GD: Sim, mas é isso que define o período de seca,
modelo Pivot. É a nulidade, é a literatura, é o desaparecimento de
qualquer crítica em nome da promoção comercial, mas quando digo: não é
grave, quero dizer, é evidente que haverá circuitos paralelos, ou um
circuito onde haverá um mercado negro, etc., não é possível que um povo
viva… A Rússia perdeu sua literatura, ela vai reconquistá-la, tudo se
ajeita, os períodos ricos sucedem aos períodos pobres. Ai dos pobres!

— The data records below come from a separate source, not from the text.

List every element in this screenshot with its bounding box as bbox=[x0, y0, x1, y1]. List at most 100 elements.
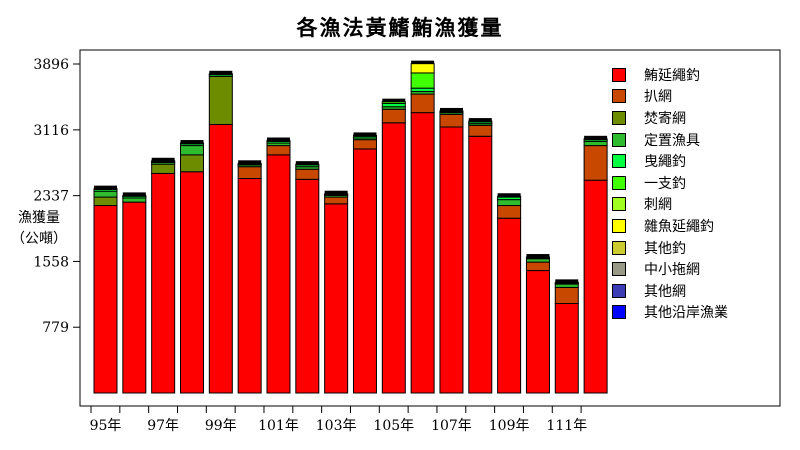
bar-top-cap bbox=[238, 160, 262, 164]
bar-segment-105年-鮪延繩釣 bbox=[381, 122, 406, 394]
bar-segment-97年-鮪延繩釣 bbox=[151, 172, 176, 394]
bar-segment-95年-一支釣 bbox=[93, 188, 118, 190]
legend-swatch bbox=[612, 67, 626, 82]
bar-segment-106年-鮪延繩釣 bbox=[410, 112, 435, 394]
bar-segment-106年-雜魚延繩釣 bbox=[410, 63, 435, 74]
legend-item: 其他沿岸漁業 bbox=[612, 302, 792, 324]
x-tick-label: 103年 bbox=[316, 418, 357, 434]
bar-segment-111年-鮪延繩釣 bbox=[554, 302, 579, 394]
bar-segment-98年-定置漁具 bbox=[179, 145, 204, 156]
bar-segment-100年-扒網 bbox=[237, 166, 262, 180]
bar-segment-96年-一支釣 bbox=[122, 194, 147, 197]
legend-item: 鮪延繩釣 bbox=[612, 64, 792, 86]
y-axis-label-line-1: 漁獲量 bbox=[18, 210, 60, 226]
bar-segment-102年-扒網 bbox=[295, 168, 320, 180]
bar-segment-112年-鮪延繩釣 bbox=[583, 179, 608, 394]
bar-segment-108年-一支釣 bbox=[468, 120, 493, 123]
bar-top-cap bbox=[497, 193, 521, 197]
legend-swatch bbox=[612, 305, 626, 320]
bar-segment-112年-定置漁具 bbox=[583, 140, 608, 147]
bar-segment-98年-鮪延繩釣 bbox=[179, 171, 204, 394]
bar-top-cap bbox=[295, 161, 319, 165]
y-tick-label: 1558 bbox=[33, 254, 69, 270]
bar-segment-106年-扒網 bbox=[410, 93, 435, 114]
legend-swatch bbox=[612, 110, 626, 125]
bar-segment-109年-定置漁具 bbox=[497, 199, 522, 207]
bar-top-cap bbox=[526, 254, 550, 258]
bar-segment-111年-扒網 bbox=[554, 286, 579, 304]
bar-segment-102年-鮪延繩釣 bbox=[295, 178, 320, 394]
bar-segment-109年-扒網 bbox=[497, 205, 522, 219]
bar-segment-110年-定置漁具 bbox=[525, 258, 550, 263]
y-tick-label: 779 bbox=[42, 320, 69, 336]
bar-segment-99年-焚寄網 bbox=[208, 75, 233, 125]
bar-segment-95年-定置漁具 bbox=[93, 190, 118, 198]
bar-segment-97年-焚寄網 bbox=[151, 163, 176, 174]
x-tick-label: 97年 bbox=[147, 418, 179, 434]
legend-swatch bbox=[612, 175, 626, 190]
bar-segment-100年-一支釣 bbox=[237, 162, 262, 165]
bars-group bbox=[93, 60, 608, 394]
bar-segment-96年-定置漁具 bbox=[122, 197, 147, 203]
legend-label: 雜魚延繩釣 bbox=[644, 218, 714, 235]
bar-segment-101年-一支釣 bbox=[266, 140, 291, 142]
legend-label: 扒網 bbox=[644, 89, 672, 106]
bar-segment-104年-扒網 bbox=[352, 139, 377, 150]
legend: 鮪延繩釣 扒網 焚寄網 定置漁具 曳繩釣 一支釣 刺網 雜魚延繩釣 其他釣 中小拖網 其他網 其他沿岸… bbox=[612, 64, 792, 323]
y-axis-label: 漁獲量 （公噸） bbox=[6, 208, 72, 250]
legend-item: 雜魚延繩釣 bbox=[612, 215, 792, 237]
bar-top-cap bbox=[324, 190, 348, 194]
chart-title: 各漁法黃鰭鮪漁獲量 bbox=[296, 15, 504, 40]
bar-segment-111年-一支釣 bbox=[554, 281, 579, 284]
bar-segment-106年-一支釣 bbox=[410, 72, 435, 89]
bar-segment-109年-一支釣 bbox=[497, 195, 522, 198]
legend-swatch bbox=[612, 197, 626, 212]
x-tick-label: 95年 bbox=[90, 418, 122, 434]
bar-segment-111年-定置漁具 bbox=[554, 283, 579, 288]
bar-segment-100年-鮪延繩釣 bbox=[237, 178, 262, 394]
bar-top-cap bbox=[584, 135, 608, 139]
bar-top-cap bbox=[122, 192, 146, 196]
bar-segment-98年-焚寄網 bbox=[179, 154, 204, 173]
legend-item: 曳繩釣 bbox=[612, 150, 792, 172]
y-tick-label: 2337 bbox=[33, 189, 69, 205]
legend-label: 曳繩釣 bbox=[644, 154, 686, 171]
bar-top-cap bbox=[411, 60, 435, 64]
bar-segment-95年-鮪延繩釣 bbox=[93, 205, 118, 394]
x-tick-label: 99年 bbox=[205, 418, 237, 434]
bar-segment-103年-鮪延繩釣 bbox=[324, 203, 349, 394]
legend-swatch bbox=[612, 218, 626, 233]
bar-segment-99年-一支釣 bbox=[208, 73, 233, 76]
legend-item: 中小拖網 bbox=[612, 258, 792, 280]
legend-label: 一支釣 bbox=[644, 175, 686, 192]
legend-swatch bbox=[612, 283, 626, 298]
bar-segment-97年-一支釣 bbox=[151, 160, 176, 163]
legend-label: 刺網 bbox=[644, 197, 672, 214]
bar-segment-107年-鮪延繩釣 bbox=[439, 126, 464, 394]
legend-swatch bbox=[612, 154, 626, 169]
bar-segment-107年-一支釣 bbox=[439, 110, 464, 113]
legend-item: 其他釣 bbox=[612, 237, 792, 259]
bar-top-cap bbox=[151, 157, 175, 161]
bar-segment-105年-曳繩釣 bbox=[381, 102, 406, 108]
legend-swatch bbox=[612, 89, 626, 104]
x-tick-label: 101年 bbox=[258, 418, 299, 434]
y-tick-label: 3896 bbox=[33, 57, 69, 73]
bar-segment-104年-一支釣 bbox=[352, 134, 377, 137]
x-tick-label: 109年 bbox=[489, 418, 530, 434]
legend-item: 扒網 bbox=[612, 86, 792, 108]
x-axis: 95年 97年 99年 101年 103年 105年 107年 109年 111年 bbox=[90, 406, 587, 434]
bar-segment-99年-鮪延繩釣 bbox=[208, 123, 233, 394]
bar-segment-107年-扒網 bbox=[439, 113, 464, 128]
legend-swatch bbox=[612, 262, 626, 277]
legend-item: 刺網 bbox=[612, 194, 792, 216]
legend-item: 一支釣 bbox=[612, 172, 792, 194]
legend-label: 定置漁具 bbox=[644, 132, 700, 149]
bar-segment-104年-鮪延繩釣 bbox=[352, 148, 377, 394]
x-tick-label: 111年 bbox=[546, 418, 587, 434]
bar-segment-105年-一支釣 bbox=[381, 101, 406, 104]
bar-top-cap bbox=[468, 118, 492, 122]
bar-top-cap bbox=[94, 185, 117, 189]
legend-swatch bbox=[612, 240, 626, 255]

CP: Ai dos pobres? Sobre essa idéia de mercado
paralelo ou negro, já faz muito tempo que os sujeitos são pré-formados,
ou seja, um ano vê-se, claramente, nos livros publicados, a guerra, no
ano seguinte é a morte dos pais, no outro é a ligação com a natureza,
mas nada parece se formar. Como isso ressurge? Já viu ressurgir um
período rico de um pobre?
GD: Já.
CP: Você assistiu?
GD: Sim, depois da Liberação, a coisa não ia bem, e
então houve 68. Entre o grande período criador da Liberação e o início
da Nouvelle Vague…
CP: Quando foi? Em 60?
GD: 60, e mesmo antes. Entre 60 e 72 houve, de novo, um período rico. E isso se reformou em… É
um pouco o que diz Nietzsche, alguém lança uma flecha, uma flecha no
espaço, ou então um período, uma coletividade lança uma flecha e depois
ela cai, depois alguém a pega e a reenvia para outro lugar. A criação
funciona assim, a literatura passa sobre desertos.